Bienvenido al foro compañero. 
Ese componente no es un transistor, es un TRIAC y SI puede sustituirse por algún otro común:

MAC218A10 por citar alguno.

Usa el buscador google para que identifiques sus características en la hoja de datos. 

http://documentation.renesas.com/doc/products/transistor/rej03g0465_bcr3km12_rb.pdf


----------



## diegopat2014 (Nov 9, 2015)

hola dani .. pues la verdadnoto que tienes conocimiento ... en cuanto a mi soy novato eso de la comparacion .. no se leer esos diagramas ... fui a la casa de electronica y le lleve el TRIAC y me dijeron que no tienen y era una casa importante no sabian que decirme .. 
por esos recurro a ustedes que son expertos. 
bueno lo que tu me dices es que con seguridad le puedo poner otro triac que trabaje de la misma forma que ese bcr..
mira ...
sabes porque digo que es ese triaca BCR porque puesto en la plaqueta deja pasar los 220v por una de las patas.
lo mido con multimetro y la pata de el medio con una de los costados manda continuidad y lo que hace es que esos 220v desde que lo enchufas al lavarropa tira a desagorar.. hace funcionar continuamente todo el tiempo todo el dia la bomba de desagote... 
viendo la plaqueta encuentro otros triac , dos mas al lado y no tienn fuga o continuidad pero este que hace funcionar la bomba tira continuamente los 220v
...
lo que le paso es que una ves de inundo el lugar donde estaba el lavarropas y el agua llego a la bomba de desagote , la quemo , y tube que comprar otra . ashora esta como nueva.. 
yo calculo que la corriente afecto a lo primero que tiene a su paso y es el bcr3km 12L que quiero cambiar.. 
bueno gracias por tu comentario 
si me puedes ayudar y ver el diagrama de el bcr3km y compararlo con el que tu dices, MAC218A10  te lo agradesco. gracias


----------



## Daniel Meza (Nov 9, 2015)

Si, es el componente que maneja la carga y es de los primeros que se quema cuando hay algún desperfecto. Lo que te puedo aconsejar si es que deseas enfrentar la compostura es que imprimas la hoja de datos del link que puse y vayas a tu tienda de electrónica, coméntales que quieres algún equivalente.

Luego, antes de instalarlo en la placa comprueba los demás componentes asociados (conectados) al TRIAC, que no estén quemados, generalmente se trata de capacitores.
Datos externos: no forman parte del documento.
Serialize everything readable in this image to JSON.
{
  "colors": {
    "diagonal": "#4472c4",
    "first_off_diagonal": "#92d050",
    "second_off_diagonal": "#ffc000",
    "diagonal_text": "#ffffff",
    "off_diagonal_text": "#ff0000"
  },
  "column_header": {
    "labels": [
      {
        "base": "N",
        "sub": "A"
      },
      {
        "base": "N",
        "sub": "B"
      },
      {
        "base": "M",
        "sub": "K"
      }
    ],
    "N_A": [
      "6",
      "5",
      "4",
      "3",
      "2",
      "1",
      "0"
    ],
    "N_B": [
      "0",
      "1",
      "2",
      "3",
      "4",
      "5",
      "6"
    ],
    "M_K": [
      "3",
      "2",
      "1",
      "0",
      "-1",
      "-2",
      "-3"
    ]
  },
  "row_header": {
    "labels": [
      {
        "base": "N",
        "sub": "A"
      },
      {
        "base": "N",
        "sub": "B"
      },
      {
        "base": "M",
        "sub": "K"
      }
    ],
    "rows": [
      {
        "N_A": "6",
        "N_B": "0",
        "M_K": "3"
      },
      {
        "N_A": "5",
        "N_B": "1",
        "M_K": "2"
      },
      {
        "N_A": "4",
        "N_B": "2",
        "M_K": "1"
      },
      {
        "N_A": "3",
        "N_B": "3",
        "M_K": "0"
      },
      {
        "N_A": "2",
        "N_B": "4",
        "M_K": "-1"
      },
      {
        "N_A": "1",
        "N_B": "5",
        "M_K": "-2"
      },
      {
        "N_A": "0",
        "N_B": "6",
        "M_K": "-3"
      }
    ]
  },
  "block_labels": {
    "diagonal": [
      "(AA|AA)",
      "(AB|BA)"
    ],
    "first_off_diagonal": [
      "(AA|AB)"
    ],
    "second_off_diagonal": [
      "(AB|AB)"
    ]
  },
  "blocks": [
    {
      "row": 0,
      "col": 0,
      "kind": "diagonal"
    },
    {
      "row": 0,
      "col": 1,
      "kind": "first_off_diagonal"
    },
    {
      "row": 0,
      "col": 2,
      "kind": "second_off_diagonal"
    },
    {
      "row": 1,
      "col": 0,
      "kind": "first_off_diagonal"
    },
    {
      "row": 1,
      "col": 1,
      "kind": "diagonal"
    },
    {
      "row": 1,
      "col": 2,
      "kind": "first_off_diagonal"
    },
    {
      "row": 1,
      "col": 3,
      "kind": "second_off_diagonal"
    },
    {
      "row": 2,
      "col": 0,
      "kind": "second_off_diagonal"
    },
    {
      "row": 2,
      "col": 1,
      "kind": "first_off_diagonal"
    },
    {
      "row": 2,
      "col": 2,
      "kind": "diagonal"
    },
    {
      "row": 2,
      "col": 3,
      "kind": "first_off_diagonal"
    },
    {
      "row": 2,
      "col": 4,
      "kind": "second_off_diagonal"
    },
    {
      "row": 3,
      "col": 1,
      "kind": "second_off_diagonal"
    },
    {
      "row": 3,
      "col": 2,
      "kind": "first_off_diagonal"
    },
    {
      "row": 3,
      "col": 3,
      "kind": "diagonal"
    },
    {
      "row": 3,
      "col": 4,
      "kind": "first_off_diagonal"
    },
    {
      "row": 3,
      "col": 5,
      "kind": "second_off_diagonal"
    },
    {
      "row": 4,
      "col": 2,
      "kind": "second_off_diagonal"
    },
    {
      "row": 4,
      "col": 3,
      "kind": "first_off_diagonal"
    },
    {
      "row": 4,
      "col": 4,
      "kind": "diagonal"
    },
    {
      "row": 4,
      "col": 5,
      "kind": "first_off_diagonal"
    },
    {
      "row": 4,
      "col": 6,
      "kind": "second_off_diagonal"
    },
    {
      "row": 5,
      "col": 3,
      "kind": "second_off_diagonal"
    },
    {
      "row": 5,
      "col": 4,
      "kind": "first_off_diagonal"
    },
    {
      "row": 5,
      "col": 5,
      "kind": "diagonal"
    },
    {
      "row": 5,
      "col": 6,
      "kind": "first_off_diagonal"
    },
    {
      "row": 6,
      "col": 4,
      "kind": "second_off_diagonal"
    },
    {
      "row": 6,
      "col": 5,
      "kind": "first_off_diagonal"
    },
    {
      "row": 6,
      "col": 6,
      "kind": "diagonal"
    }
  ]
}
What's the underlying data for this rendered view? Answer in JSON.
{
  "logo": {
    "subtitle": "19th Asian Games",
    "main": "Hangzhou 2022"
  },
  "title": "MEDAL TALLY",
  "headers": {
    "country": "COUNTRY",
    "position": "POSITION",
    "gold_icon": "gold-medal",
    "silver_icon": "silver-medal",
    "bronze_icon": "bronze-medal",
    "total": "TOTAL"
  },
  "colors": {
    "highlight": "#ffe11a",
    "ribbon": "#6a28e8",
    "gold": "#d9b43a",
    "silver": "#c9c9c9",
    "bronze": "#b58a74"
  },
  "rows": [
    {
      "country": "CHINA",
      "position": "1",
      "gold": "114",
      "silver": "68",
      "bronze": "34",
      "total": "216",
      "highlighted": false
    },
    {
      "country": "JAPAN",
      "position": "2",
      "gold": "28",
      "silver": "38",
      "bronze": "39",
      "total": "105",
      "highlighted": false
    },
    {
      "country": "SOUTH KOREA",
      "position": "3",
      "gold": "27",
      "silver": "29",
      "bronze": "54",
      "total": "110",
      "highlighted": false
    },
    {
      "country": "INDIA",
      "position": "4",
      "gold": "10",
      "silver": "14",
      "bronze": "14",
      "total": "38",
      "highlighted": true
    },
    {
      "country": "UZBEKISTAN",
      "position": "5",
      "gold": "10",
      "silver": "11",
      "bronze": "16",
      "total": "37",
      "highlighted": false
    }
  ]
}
Todo esto hazlo obviamente con la tarjeta desconectada.

Saludos


----------



## diegopat2014 (Nov 10, 2015)

ok gracias sisi creo que es ese triac .porque el programa anda todo a la perfeccion ,,, carga agua corta da vuelta pa un lado y pa el otro solo que cuando desagota le enchufo el cable blanco que ves en la plaqueta el triac que marque con el circulo rojo me da los 220v para la bomba de desagote .. solo falta eso que corte el desagote porque recibe en todo momento los 220v del triac.
vamos a ir al la casa de electronica y que me de uno integrado triac a ver si cumple su funcion de cortar los 220v asi sigue todo su proceso.
le voy a llevar el diagrama para que vea , se supone que se daran cuanta de lo que necesito
gracias.


----------



## diegopat2014 (Nov 10, 2015)

ok ya anda bien ... me imaginaba que era ese triac porque es la llave que le alimentaba la carga para desagote del agua del lavarropa.. lo que le puse fue uno remplazo,, en la tienda de electronica me dio uno que funciono es mas tiene mas amperio . pero la cosa es que funciona perfecto y en casa todos contentos .. 
gracias asunto solucionado. saludos dani.


----------